It is important to evaluate the type of engagement model you select when developing a new relationship with a new organization.  It is also very important to reevaluate this engagement model on a regular basis, regular should be defined as a period of type, or even an event that may occur that causes the need to evaluate the engagement model. I suspect, however, that many people and organizations misunderstand the difference between the outsourcing and the collaborative partnership model.  I fear that many organizations have started to use the terms collaboration and collaborative partnership for all engagement models because it has become a popular phrase in the business trade discussions and publications.


I feel that there is a level of organization maturity that is required in order to develop a collaborative partnership that is not required for outsourcing.  The outsourcing model follows the classic customer / service provider model where the customer identifies and retains service providers that claim to provide the requested service.  This model fits in very nicely with the classic command and control practice that has been prevalent in business for generations. In this model the customer engages with a provider of the service and simply measures the quality of the service against the cost of the service.  In this model the criteria are very straight forward in a supply and demand model.  The customer engages and as long as the supplier provides the service at a cost and quality level desired by the customer both sides feel successful.

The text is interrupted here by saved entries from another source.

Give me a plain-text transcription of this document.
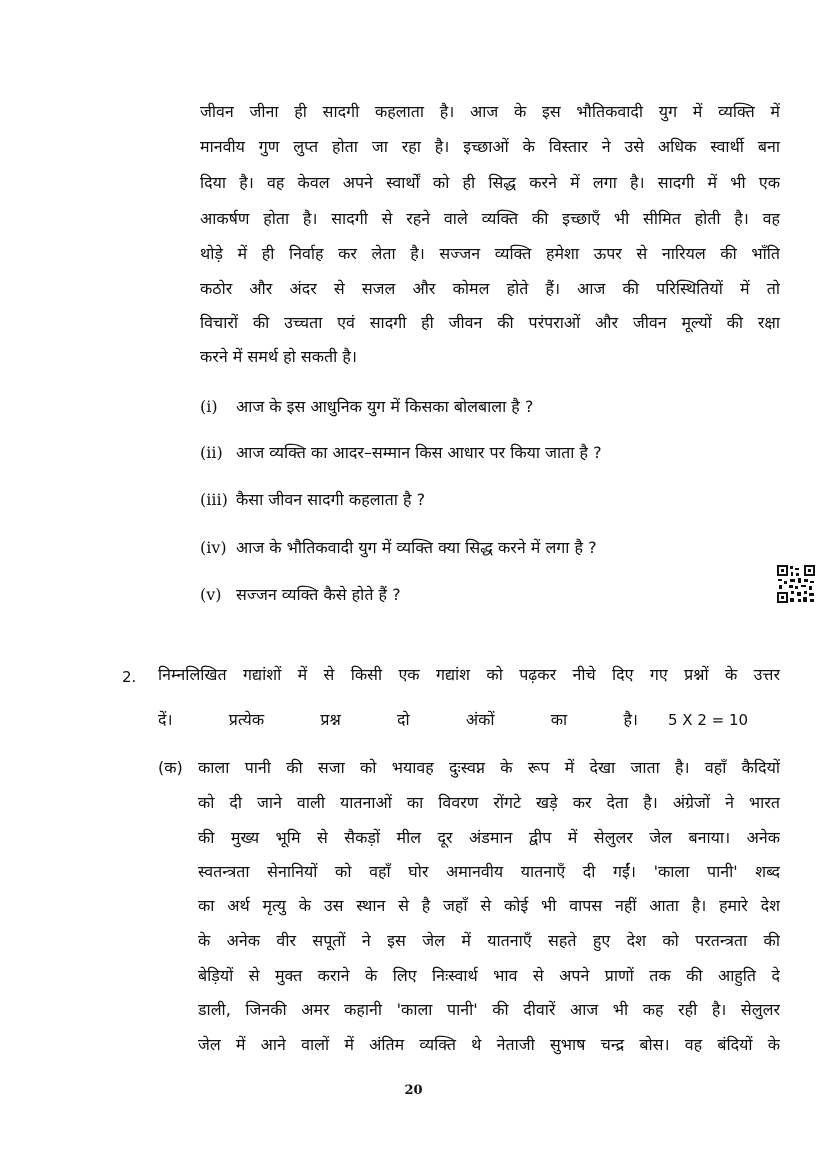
जीवन जीना ही सादगी कहलाता है। आज के इस भौतिकवादी युग में व्यक्ति में
मानवीय गुण लुप्त होता जा रहा है। इच्छाओं के विस्तार ने उसे अधिक स्वार्थी बना
दिया है। वह केवल अपने स्वार्थों को ही सिद्ध करने में लगा है। सादगी में भी एक
आकर्षण होता है। सादगी से रहने वाले व्यक्ति की इच्छाएँ भी सीमित होती है। वह
थोड़े में ही निर्वाह कर लेता है। सज्जन व्यक्ति हमेशा ऊपर से नारियल की भाँति
कठोर और अंदर से सजल और कोमल होते हैं। आज की परिस्थितियों में तो
विचारों की उच्चता एवं सादगी ही जीवन की परंपराओं और जीवन मूल्यों की रक्षा
करने में समर्थ हो सकती है।
(i) आज के इस आधुनिक युग में किसका बोलबाला है ?
(ii) आज व्यक्ति का आदर–सम्मान किस आधार पर किया जाता है ?
(iii) कैसा जीवन सादगी कहलाता है ?
(iv) आज के भौतिकवादी युग में व्यक्ति क्या सिद्ध करने में लगा है ?
(v) सज्जन व्यक्ति कैसे होते हैं ?
2. निम्नलिखित गद्यांशों में से किसी एक गद्यांश को पढ़कर नीचे दिए गए प्रश्नों के उत्तर
दें। प्रत्येक प्रश्न दो अंकों का है। 5 X 2 = 10
(क) काला पानी की सजा को भयावह दुःस्वप्न के रूप में देखा जाता है। वहाँ कैदियों
को दी जाने वाली यातनाओं का विवरण रोंगटे खड़े कर देता है। अंग्रेजों ने भारत
की मुख्य भूमि से सैकड़ों मील दूर अंडमान द्वीप में सेलुलर जेल बनाया। अनेक
स्वतन्त्रता सेनानियों को वहाँ घोर अमानवीय यातनाएँ दी गईं। 'काला पानी' शब्द
का अर्थ मृत्यु के उस स्थान से है जहाँ से कोई भी वापस नहीं आता है। हमारे देश
के अनेक वीर सपूतों ने इस जेल में यातनाएँ सहते हुए देश को परतन्त्रता की
बेड़ियों से मुक्त कराने के लिए निःस्वार्थ भाव से अपने प्राणों तक की आहुति दे
डाली, जिनकी अमर कहानी 'काला पानी' की दीवारें आज भी कह रही है। सेलुलर
जेल में आने वालों में अंतिम व्यक्ति थे नेताजी सुभाष चन्द्र बोस। वह बंदियों के
20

The collaborative partnership model requires a greater level of organizational maturity in order to get past the classic customer / service provider, or command and control, relationship.  The collaborative partnership requires that each partner allow and accept the leadership to be provided by the other partners based on the capabilities of the partner and the requirements of the objectives.  In addition, this leadership is not the classic command and control type of leadership but a guidance and suggestive type of leadership.  This is what I refer to as collaborative leadership, a suggestive and open type of leadership that encourages engagement and participation from the partners.  This type of leadership requires a greater level of maturity in the organizations and partners in order to accept the guidance from partners, it requires the realization and acceptance from the partners that someone else may be better able to guide the delivery of the objective.  The second trait of the collaborative partnership model is the acceptance of a mutually beneficial value model.  In other words, each partner embraces the concept that the value of the partnership is greater when all partners gain from the relationship and more importantly each partner embraces the concept that sometimes the individual must give more, or gain reduced or no benefits in order to increase the overall value of the partnership.


I view the differences in the models to come down to a simple test; a collaborative partnership encourages engagement and requests input and guidance from the partners based on their experience and capabilities.  The outsourcing model is based on the command and control model where the customer simply defines the requirements of the relationship.  The value of the collaborative partnership is much greater over the long term and also allows and encourages the growth and benefits of all partners in the relationship.   

 

And now for the audience participation portion of the show…


Have you discussed with your leadership how to select the type of relationship to enter into with a new potential partner?  What questions do you answer in order to determine the model?  Do you re-evaluate your relationship on a regular basis in order to revise the relationship?